In 2008 Father Bill was invited to London by the Archbishop of Canterbury to receive the Cross of St Augustine. This meant a great deal to Father Bill. The Cross is presented to only a small number of people, who have given long and exceptionally distinguished service to the Church of England, or have contributed conspicuously in advancing friendly relations with various Christian communities and churches.
“I don’t believe he ever really knew retirement”
The Reverend Steve Mather, Pastor Emeritus of Coronado Community Church, was a huge fan of Father Bill, and had an interesting take on his life. “Father Bill was curious,” said Rev. Mather. “Nothing was foreign to him. He saw life as a stage and was determined to see as much, and investigate as much, as was humanly possible. One has to really love the Bible to do all of that. Father Bill wanted to get behind the scenes. It takes work to accomplish so much in one lifetime. I don’t believe he ever really knew retirement. We will all miss him.”
In the early 1970s Father Bill purchased a condo at the Coronado Shores. It became his safe haven, his place to re-energize, to relax. Up until the very end he could be seen doing his daily sunset walk, pushing his walker, finally stopping at the southern corner of the upper parking area.
He would turn and sit on the walker, and enjoy an unencumbered view of God’s colorful salute to the day gone by, to the days gone by. It was what he loved most in his life as the end closed in around him. God knows, Father Bill had a lot to reflect upon.

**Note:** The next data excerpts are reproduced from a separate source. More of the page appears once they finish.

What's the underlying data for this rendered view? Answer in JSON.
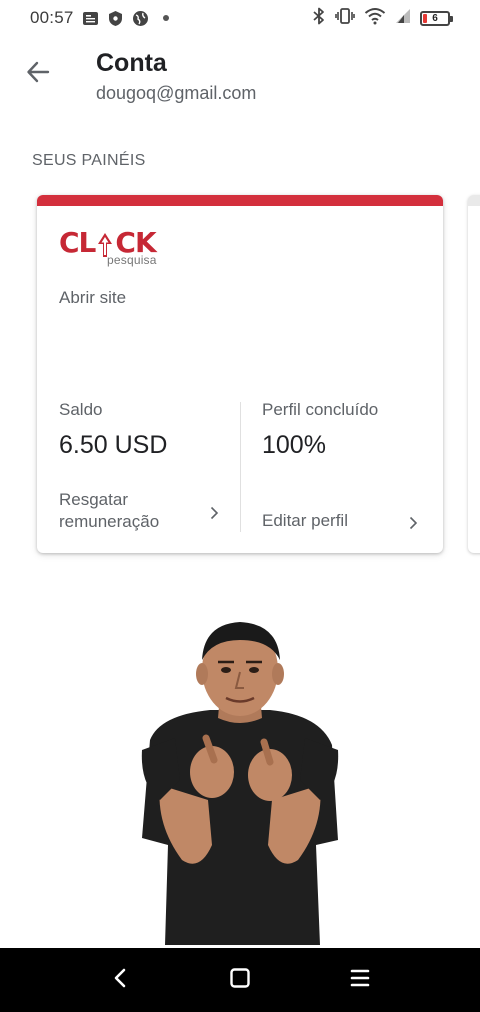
{
  "status_bar": {
    "time": "00:57",
    "battery_level": "6",
    "left_icons": [
      "news-icon",
      "shield-icon",
      "globe-icon",
      "dot-icon"
    ],
    "right_icons": [
      "bluetooth-icon",
      "vibrate-icon",
      "wifi-icon",
      "signal-icon",
      "battery-icon"
    ]
  },
  "header": {
    "title": "Conta",
    "email": "dougoq@gmail.com",
    "back_icon": "arrow-left-icon"
  },
  "panels": {
    "section_label": "SEUS PAINÉIS",
    "card": {
      "accent_color": "#d32f3c",
      "logo_text": "CLICK",
      "logo_subtext": "pesquisa",
      "open_site_label": "Abrir site",
      "balance_label": "Saldo",
      "balance_value": "6.50 USD",
      "redeem_label": "Resgatar remuneração",
      "profile_label": "Perfil concluído",
      "profile_value": "100%",
      "edit_profile_label": "Editar perfil"
    }
  },
  "nav_bar": {
    "buttons": [
      "back-icon",
      "home-icon",
      "recents-icon"
    ]
  },
  "colors": {
    "accent": "#d32f3c",
    "text_primary": "#202124",
    "text_secondary": "#5f6368",
    "nav_background": "#000000"
  }
}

“If I could do one last thing,” said a humble Cmdr. William Broughton at his retirement from the Navy, “I would like to salute each person that I have ministered to in the name of the Lord, and thank each one for so great an honor.”
Father Bill never married, never had children. And yet, he was surrounded by family and friends his entire life. Surviving family include nieces and nephews David, Kyle, and Nicholas Broughton, Melody Pacheco, Melaine and Danielle Medeiros, Kerrie and Emma Broughton, Paul and Kathleen Magliolo.
Father Bill is also survived by his close friend and frequent companion, Tami Dorr, who took care of him until the very end.
Services for William Broughton will take place on Friday, Oct. 7, at 10 am, at Saint Paul’s Cathedral, 2728 Sixth Avenue, San Diego, CA 92103. The Rt. Rev. Dr. Susan Brown-Snook will preside. Services will be available to watch on the internet by visiting www.stpaulcathedral.org.
In lieu of flowers, donations in his memory may be made to a charity of your choice to, “Take care of people,” as Father Bill would say.